A flexible RMB is good for the Chinese and global economy, and the PBOC is not intervening in the foreign exchange rate market, Yi said. "I hope this situation will continue."
The PBOC is going to combine benchmark bank interest rates and the short-term money market rate, said Huang, and the seven-day repo rate may finally be chosen as the policy rate. "The benchmark rates will eventually be removed."
"When that happens depends on whether banks’ lending and deposit rates can efficiently and quickly respond to the changes in the policy rates－that is something we need to work on," he said.
In the first quarter, the central bank urged commercial banks to extend more loans and lower the lending rates for small and private businesses. A more difficult reform is pushing forward market-based interest rate reforms.

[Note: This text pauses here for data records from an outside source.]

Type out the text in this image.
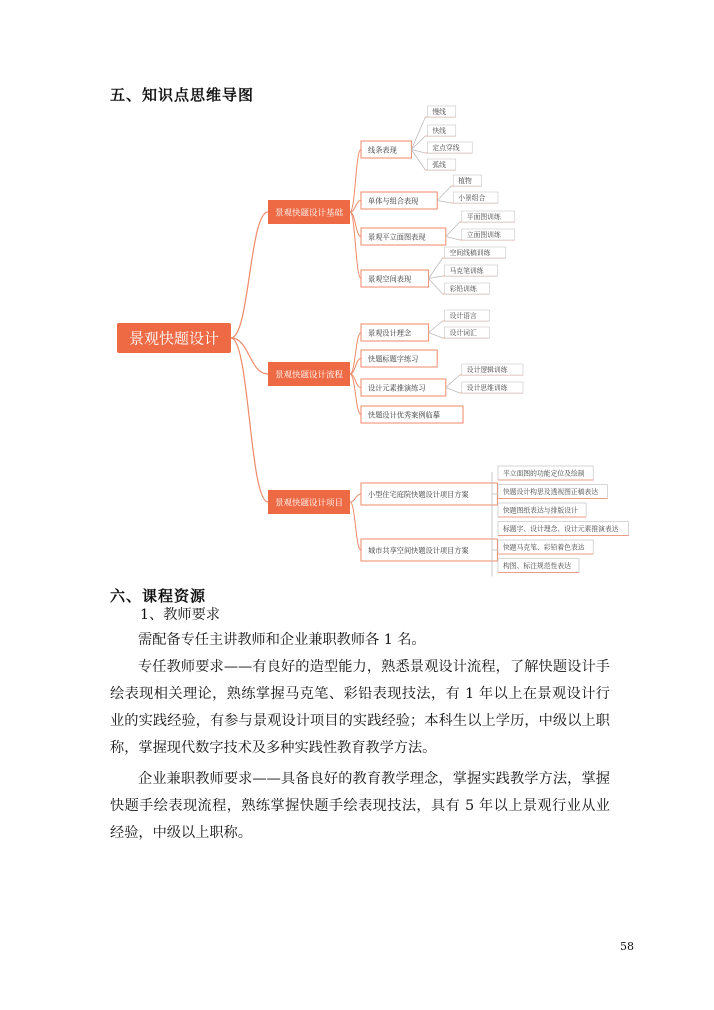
五、知识点思维导图
景观快题设计
景观快题设计基础
线条表现
慢线
快线
定点穿线
弧线
单体与组合表现
植物
小景组合
景观平立面图表现
平面图训练
立面图训练
景观空间表现
空间线稿训练
马克笔训练
彩铅训练
景观快题设计流程
景观设计理念
设计语言
设计词汇
快题标题字练习
设计元素推演练习
设计逻辑训练
设计思维训练
快题设计优秀案例临摹
景观快题设计项目
小型住宅庭院快题设计项目方案
城市共享空间快题设计项目方案
平立面图的功能定位及绘制
快题设计构思及透视图正稿表达
快题图纸表达与排版设计
标题字、设计理念、设计元素推演表达
快题马克笔、彩铅着色表达
构图、标注规范性表达
六、课程资源
1、教师要求

需配备专任主讲教师和企业兼职教师各 1 名。

专任教师要求——有良好的造型能力，熟悉景观设计流程，了解快题设计手绘表现相关理论，熟练掌握马克笔、彩铅表现技法，有 1 年以上在景观设计行业的实践经验，有参与景观设计项目的实践经验；本科生以上学历，中级以上职称，掌握现代数字技术及多种实践性教育教学方法。

企业兼职教师要求——具备良好的教育教学理念，掌握实践教学方法，掌握快题手绘表现流程，熟练掌握快题手绘表现技法，具有 5 年以上景观行业从业经验，中级以上职称。

58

In light of the trade tensions, the RMB exchange rate will be more flexible, Huang said. As for the money flowing in and out of China, Huang said he thinks the control should be loosened, "but there are still some areas we are not feeling comfortable leaving the doors wide open".
He recommended that under the normal circumstances, the market could determine the RMB exchange rate, but if extreme situations arise, the central bank can exercise some intervention to prevent spillover effects of exchange rate volatilities on neighboring countries.
Yi, the PBOC governor, said the current fiscal policy package is strong enough to counter headwinds, even if the situation gets a little worse, and "a discussion" could be opened if the scenario turns "tremendously worse".
Looking forward, the unemployment rate, rather than the GDP growth rate, should receive more attention. "The Chinese economy is presently doing reasonably well, and I don’t worry too much about the unemployment problem. So long as people still have jobs, it’s not a concern if growth slows slightly. But this matter deserves to be very closely watched, particularly as now trade tensions escalate rapidly," Huang said.
If trade tensions start to have "bigger impacts" on the economy, he said, and force low-end manufacturers to move out more rapidly, it might increase the pressure on unemployment. So supporting domestic consumption and encouraging the development of the services sector, especially labor-intensive services, could help mitigate the pressure, he said.